PROF. DR. MAHMUD ES'AD COŞAN RH.A
(14 Nisan 1938 - 4 Şubat 2001)
14 Nisan 1938 yılında, Çanakkale'nin Ayvacık ilçesinin Ahmetçe köyünde doğdu. Babası Halil Necâti Efendi, annesi Şâdiye Hanım'dır. Anne ve baba tarafından soyu, Buhàra'dan Çanakkale'ye göç etmiştir.
Küçük yaşta iken ailesi İstanbul'a taşındı. 1950'de İstanbul Vezneciler İlkokulu'nu, 1956'da Vefa Lisesi'ni bitirdi. Aynı yıl İstanbul Üniversitesi Edebiyat Fakültesi Arap-Fars Filolojisi Bölümü'ne girdi. Arap Dili ve Edebiyatı, İran Dili ve Edebiyatı, Ortaçağ Tarihi ile Türk-İslâm Sanatı sertifikalarını alarak, 1960 yılında Edebiyat Fakültesi'nden mezun oldu.
Aynı yıl, Ankara Üniversitesi İlâhiyat Fakültesi'nde açılan asistanlık imtihanını kazanarak, Klasik-Dinî Türkçe Metinler Kürsüsü'ne asistan olarak girdi.
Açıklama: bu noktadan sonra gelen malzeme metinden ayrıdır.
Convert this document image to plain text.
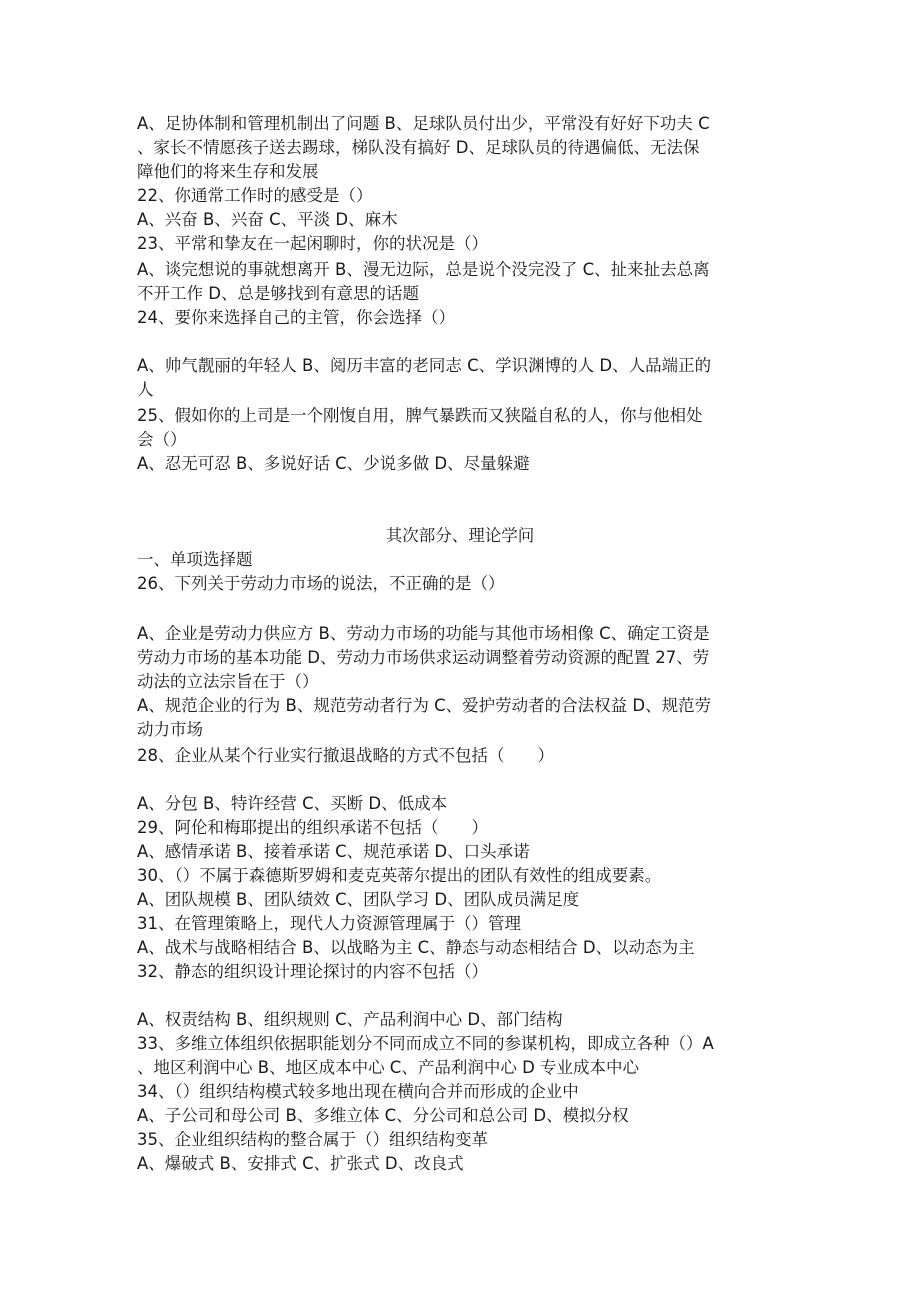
A、足协体制和管理机制出了问题 B、足球队员付出少，平常没有好好下功夫 C
、家长不情愿孩子送去踢球，梯队没有搞好 D、足球队员的待遇偏低、无法保
障他们的将来生存和发展
22、你通常工作时的感受是（）
A、兴奋 B、兴奋 C、平淡 D、麻木
23、平常和挚友在一起闲聊时，你的状况是（）
A、谈完想说的事就想离开 B、漫无边际，总是说个没完没了 C、扯来扯去总离
不开工作 D、总是够找到有意思的话题
24、要你来选择自己的主管，你会选择（）
A、帅气靓丽的年轻人 B、阅历丰富的老同志 C、学识渊博的人 D、人品端正的
人
25、假如你的上司是一个刚愎自用，脾气暴跌而又狭隘自私的人，你与他相处
会（）
A、忍无可忍 B、多说好话 C、少说多做 D、尽量躲避
其次部分、理论学问
一、单项选择题
26、下列关于劳动力市场的说法，不正确的是（）
A、企业是劳动力供应方 B、劳动力市场的功能与其他市场相像 C、确定工资是
劳动力市场的基本功能 D、劳动力市场供求运动调整着劳动资源的配置 27、劳
动法的立法宗旨在于（）
A、规范企业的行为 B、规范劳动者行为 C、爱护劳动者的合法权益 D、规范劳
动力市场
28、企业从某个行业实行撤退战略的方式不包括（　　）
A、分包 B、特许经营 C、买断 D、低成本
29、阿伦和梅耶提出的组织承诺不包括（　　）
A、感情承诺 B、接着承诺 C、规范承诺 D、口头承诺
30、（）不属于森德斯罗姆和麦克英蒂尔提出的团队有效性的组成要素。
A、团队规模 B、团队绩效 C、团队学习 D、团队成员满足度
31、在管理策略上，现代人力资源管理属于（）管理
A、战术与战略相结合 B、以战略为主 C、静态与动态相结合 D、以动态为主
32、静态的组织设计理论探讨的内容不包括（）
A、权责结构 B、组织规则 C、产品利润中心 D、部门结构
33、多维立体组织依据职能划分不同而成立不同的参谋机构，即成立各种（）A
、地区利润中心 B、地区成本中心 C、产品利润中心 D 专业成本中心
34、（）组织结构模式较多地出现在横向合并而形成的企业中
A、子公司和母公司 B、多维立体 C、分公司和总公司 D、模拟分权
35、企业组织结构的整合属于（）组织结构变革
A、爆破式 B、安排式 C、扩张式 D、改良式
Fakülte yayın komisyonunda iki yıl sekreterlik yaptı. 1965 yılında, XV. Yüzyıl şairlerinden olan Hatiboğlu Muhammed ve Eserleri konusunda doktora tezi vererek ilâhiyat doktoru ünvanını aldı. 1967-1968 yıllarında Ankara Yükseliş Mühendislik ve Mimarlık Özel Yüksek Okulu'nda Türkçe ve Hümaniter Bilgiler derslerini verdi.
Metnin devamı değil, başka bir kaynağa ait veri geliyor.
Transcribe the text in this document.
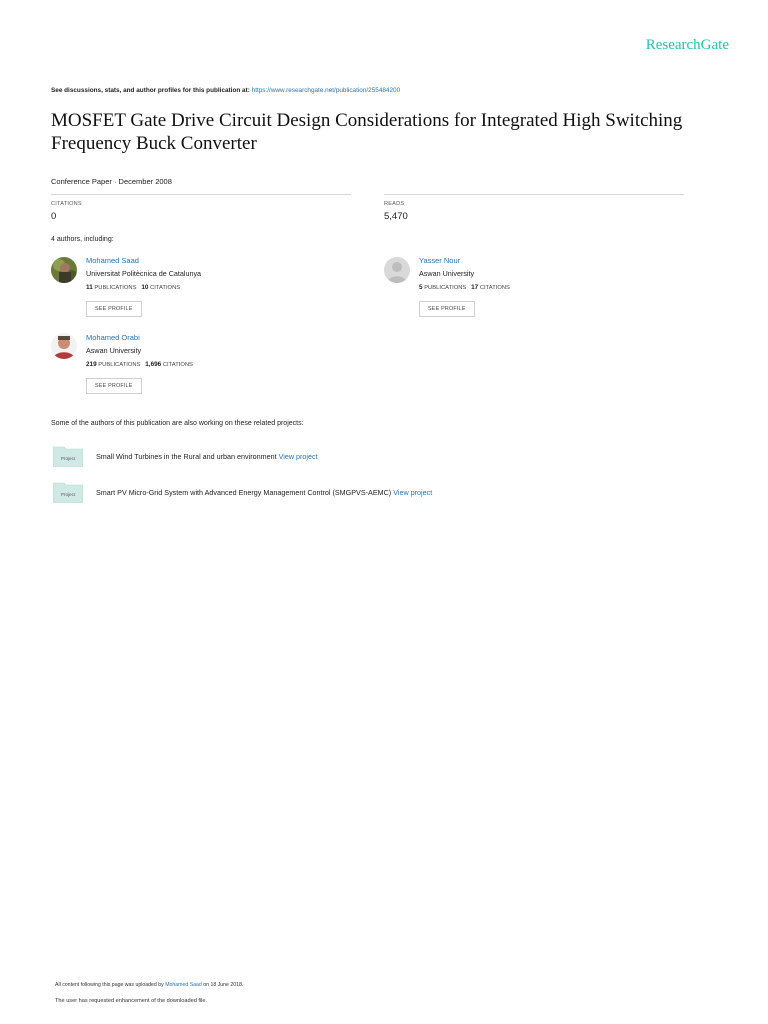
ResearchGate
See discussions, stats, and author profiles for this publication at: https://www.researchgate.net/publication/255484200
MOSFET Gate Drive Circuit Design Considerations for Integrated High Switching Frequency Buck Converter
Conference Paper · December 2008
CITATIONS
0
READS
5,470
4 authors, including:
Mohamed Saad
Universitat Politècnica de Catalunya
11 PUBLICATIONS 10 CITATIONS
SEE PROFILE
Yasser Nour
Aswan University
5 PUBLICATIONS 17 CITATIONS
SEE PROFILE
Mohamed Orabi
Aswan University
219 PUBLICATIONS 1,696 CITATIONS
SEE PROFILE
Some of the authors of this publication are also working on these related projects:
Project	Small Wind Turbines in the Rural and urban environment View project
Project	Smart PV Micro-Grid System with Advanced Energy Management Control (SMGPVS-AEMC) View project
All content following this page was uploaded by Mohamed Saad on 18 June 2018.
The user has requested enhancement of the downloaded file.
Askerlik görevine Tuzla Piyade Okulunda başladı (15 Ekim 1971). Ağrı Patnos'ta yedeksubay olarak tamamladı (31 Aralık 1972).
1973 yılında, Hacı Bektâş-ı Velî, Makàlât adlı doçentlik tezi ile doçent ünvanını aldı ve Ankara Üniversitesi İlâhiyat Fakültesi Türk-İslâm Edebiyatı Kürsüsü'ne öğretim üyesi olarak tayin edildi. 1977-1980 yıllarında Sakarya Devlet Mimarlık ve Mühendislik Akademisi'nde Türk Dili ve Edebiyatı dersleri verdi. Yurtdışında çeşitli üniversitelerde misafir öğretim üyeliklerinde bulundu.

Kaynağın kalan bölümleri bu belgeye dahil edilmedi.